Famed former Wall Street broker Jordan Belfort commented on the diminishing value of a college education, after a new report found some college students learned less than high school graduates a decade after their enrollment.

College is a "complete waste of time" for most students, he believes.

"If you want to be a professional, a doctor, a lawyer, an accountant or something that really requires a degree then yes, you should go to college, and you should try to go to the best school you can and make the most of it," Belfort said while on "Varney & Company" on Tuesday. 

"But all of these other sort of softer subjects like gender studies and all this other stuff, what are you going to do with that stuff, honestly? So I think it’s a complete waste of time," he added.


Aside from the financial impact, Belfort said he couldn't even recommend that students attend for the social experience anymore, as college campuses have increasingly become hotbeds for far-left social agendas.

"So, unless you need it for your career, you want to be a professional, I'd avoid it like the plague," he critiqued.

A new analysis from the HEA Group found that 1 in 4 students in higher education programs are earning less than the median annual income of $32,000 for high school graduates, CBS News reported.

"Over a thousand institutions (1,022) show the majority of their students failing to earn as much as a typical high school graduate 10 years after they’ve enrolled," the college-based research agency which used data from the Department of Education to assess earnings outcomes of about five million students at 3,887 colleges across the nation said.


Most young people would be better off learning financial literacy at an early age, Belfort argued.
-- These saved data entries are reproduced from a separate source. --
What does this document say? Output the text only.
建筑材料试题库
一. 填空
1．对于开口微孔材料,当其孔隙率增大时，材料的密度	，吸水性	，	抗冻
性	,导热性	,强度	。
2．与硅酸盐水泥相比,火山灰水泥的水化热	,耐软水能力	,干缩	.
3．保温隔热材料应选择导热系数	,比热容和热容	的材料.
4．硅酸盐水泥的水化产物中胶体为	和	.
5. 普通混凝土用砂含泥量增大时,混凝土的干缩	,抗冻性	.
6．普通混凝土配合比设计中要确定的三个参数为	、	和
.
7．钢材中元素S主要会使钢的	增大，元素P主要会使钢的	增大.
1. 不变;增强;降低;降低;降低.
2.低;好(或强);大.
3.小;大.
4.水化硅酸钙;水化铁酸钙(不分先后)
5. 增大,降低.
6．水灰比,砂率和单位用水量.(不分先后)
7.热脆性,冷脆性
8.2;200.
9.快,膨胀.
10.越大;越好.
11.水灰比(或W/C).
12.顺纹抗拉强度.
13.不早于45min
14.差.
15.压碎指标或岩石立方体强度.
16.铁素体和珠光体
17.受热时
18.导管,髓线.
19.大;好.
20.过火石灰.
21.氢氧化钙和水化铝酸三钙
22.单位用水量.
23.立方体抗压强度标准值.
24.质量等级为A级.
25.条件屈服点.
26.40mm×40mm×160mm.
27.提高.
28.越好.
He explained to host Stuart Varney why he thinks financial literacy classes should be part of the core curriculum for middle school students.

"It's so important that kids are financially literate because it's the things that you learn when you are young that really stay with you deep inside. When you learn as an adult or in college, you're playing catch up ball but if you are taught at an early age to really understand the financial system, your own money and how to manage and how things work, I think it’s going to put any kid in good stead for the rest of their lives," he said.

"So many people I know are just overwhelmed and confused by anything about finance, banking, money management, but if you learn it at a very young age, along with your arithmetic tables, I think you'd be a lot better off," Belfort continued.

"The Wolf of Investing" author said financial literacy principles and subjects could be built upon as students get older so that by the time they are adults, managing their finances becomes "second nature."